Since the beginning of the school year in September, many activists ramped up their activities to speak out at town halls held by the consultants engaged by LAUSD to find the new superintendent. The thinking was that a strong leader with real commitment to the families sending children to LAUSD’s public schools would be vital to battling Eli Broad’s plan for the district.
The LA Times released a ridiculous field of possible candidates, many clearly with deep ties to Broad or the for-profit market approaches to school operations based in Silicon Valley or Wall Street, or politicians with no experience whatsoever in public education. Nevertheless, parents held their own town halls apart from the ones held by district-hired headhunters, and made sure to articulate their own priorities: small class sizes, arts programs, STEM opportunities, after school enrichment, and for the district as a whole, sound financial planning and someone who could rebuild trust with the community after the previous superintendent fiasco.
Names floated by community activists and parent leaders include Deputy Superintendent of LAUSD Michelle King, Local LAUSD Superintendent Roberto Martinez, superintendents in other parts of the state such as Fred Navarro at Newport-Mesa USD, Martin Gallindo at El Rancho USD, and possibly even long shot Alberto Carvalho, Superintendent of Miami-Dade USD, the fourth largest school district in the nation.
And finally, parents continually reminded the consulting firm hired to search for the next superintendent that LAUSD magnet schools are one shining example of the success of district schools, according to a study that current Superintendent Ramon Cortines commissioned.
LAUSD School Board Response
Recently elected LAUSD School Board Member Scott Schmerelson floated a resolution in early November that would’ve been a formal statement opposing the Broad plan, but a reading of the 1992 Charter Schools Act of California by the state’s privatization sector lobby group, and issued by its general counsel, pointed out how charter laws (purposely) allow few reasons for board members to turn down charter authorizations.

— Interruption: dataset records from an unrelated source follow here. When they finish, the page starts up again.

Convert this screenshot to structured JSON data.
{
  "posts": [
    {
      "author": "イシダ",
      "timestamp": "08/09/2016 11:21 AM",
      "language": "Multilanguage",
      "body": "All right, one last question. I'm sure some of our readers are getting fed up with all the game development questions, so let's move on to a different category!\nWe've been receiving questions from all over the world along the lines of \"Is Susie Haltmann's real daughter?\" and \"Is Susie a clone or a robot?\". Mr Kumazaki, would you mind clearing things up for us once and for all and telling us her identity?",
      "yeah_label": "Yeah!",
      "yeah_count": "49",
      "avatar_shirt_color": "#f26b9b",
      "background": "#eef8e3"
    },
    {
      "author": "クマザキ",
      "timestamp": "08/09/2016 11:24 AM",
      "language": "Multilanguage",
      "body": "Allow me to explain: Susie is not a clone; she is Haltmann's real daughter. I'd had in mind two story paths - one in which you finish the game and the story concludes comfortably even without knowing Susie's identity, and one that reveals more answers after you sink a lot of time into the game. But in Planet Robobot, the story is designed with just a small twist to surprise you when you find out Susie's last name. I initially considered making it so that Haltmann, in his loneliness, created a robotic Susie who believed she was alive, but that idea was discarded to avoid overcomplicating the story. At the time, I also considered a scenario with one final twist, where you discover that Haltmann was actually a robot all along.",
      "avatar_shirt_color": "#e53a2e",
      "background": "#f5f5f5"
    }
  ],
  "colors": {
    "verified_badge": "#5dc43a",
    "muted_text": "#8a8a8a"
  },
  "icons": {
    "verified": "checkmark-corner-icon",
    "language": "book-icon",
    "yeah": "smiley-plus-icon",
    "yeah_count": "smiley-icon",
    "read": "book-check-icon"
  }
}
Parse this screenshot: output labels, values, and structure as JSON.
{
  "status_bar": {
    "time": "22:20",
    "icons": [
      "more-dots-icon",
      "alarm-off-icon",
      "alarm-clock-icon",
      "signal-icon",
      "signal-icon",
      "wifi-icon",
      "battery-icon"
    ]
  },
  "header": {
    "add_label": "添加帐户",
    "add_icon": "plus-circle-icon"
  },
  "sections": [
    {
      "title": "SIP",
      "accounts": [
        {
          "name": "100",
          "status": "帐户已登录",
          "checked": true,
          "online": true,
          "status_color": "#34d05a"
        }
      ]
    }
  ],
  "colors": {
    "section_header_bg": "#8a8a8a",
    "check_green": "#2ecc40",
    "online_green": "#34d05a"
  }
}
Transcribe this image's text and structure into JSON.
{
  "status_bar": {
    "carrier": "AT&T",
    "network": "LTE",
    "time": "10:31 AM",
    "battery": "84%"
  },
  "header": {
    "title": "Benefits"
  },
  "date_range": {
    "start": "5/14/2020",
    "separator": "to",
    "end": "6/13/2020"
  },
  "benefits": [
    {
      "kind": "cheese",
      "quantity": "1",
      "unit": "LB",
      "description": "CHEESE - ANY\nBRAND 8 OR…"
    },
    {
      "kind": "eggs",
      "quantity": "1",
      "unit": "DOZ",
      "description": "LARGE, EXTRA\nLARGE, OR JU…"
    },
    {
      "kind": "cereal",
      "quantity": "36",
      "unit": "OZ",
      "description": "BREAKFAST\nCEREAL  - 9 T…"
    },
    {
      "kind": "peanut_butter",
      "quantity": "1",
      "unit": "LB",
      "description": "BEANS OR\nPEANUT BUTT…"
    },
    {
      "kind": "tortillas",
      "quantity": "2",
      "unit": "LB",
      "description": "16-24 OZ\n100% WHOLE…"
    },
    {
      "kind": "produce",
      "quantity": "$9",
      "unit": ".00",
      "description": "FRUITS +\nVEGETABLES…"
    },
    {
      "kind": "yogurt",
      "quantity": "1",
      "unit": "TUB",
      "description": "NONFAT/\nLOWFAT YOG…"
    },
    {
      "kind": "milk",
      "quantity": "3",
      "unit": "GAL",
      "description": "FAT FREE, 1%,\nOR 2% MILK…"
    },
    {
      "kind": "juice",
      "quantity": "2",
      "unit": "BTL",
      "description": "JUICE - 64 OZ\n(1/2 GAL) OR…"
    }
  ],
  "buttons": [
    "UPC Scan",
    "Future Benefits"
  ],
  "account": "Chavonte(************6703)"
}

No one seemed to note the irregularity of a lobbyist group reinterpreting state law on public education, School board members seemed resigned that California’s charter laws heavily favor charter creation regardless of need. In recent days, Schmerelson, a stalwart opponent of school privatization, proposed a revised resolution for the LAUSD School Board to vote upon which is a more general statement against the privatization of public schools.
It’ll be voted on next Tuesday, December 8, 2015.
A few LAUSD School Board members didn’t acquit themselves with confidence-inspiring actions upon learning of Broad’s plans, however. Monica Ratliff released an unusual plan prompted by School Board Member Richard Vladovic that would’ve topped Eli Broad’s plan by making all schools in the district charter schools. Many parent leaders in the district expressed puzzlement at the aims of this plan. While affiliated charters in LAUSD can be unionized and “more closely tied to the district” and independent charters have little to do with the district aside from authorization every five years, it was unclear what advantage there would be to having the LAUSD School Board make every single school in the district of 1,000+ schools an affiliated charter. It failed to gather support from other School Board members, and certainly would’ve been a high-stakes bet that 50% of teachers would return a no vote, or that Broad would’ve seized the day to gain more than what he originally set out to do and wait to break the teachers union later. For now, that resolution has died without signs of revival.
With almost no chance that the LAUSD School Board can thwart Broad’s plan, and with the announcement of the next superintendent of LAUSD expected around mid-December, the way forward won’t be clear until we know exactly what kind of person will lead the district next.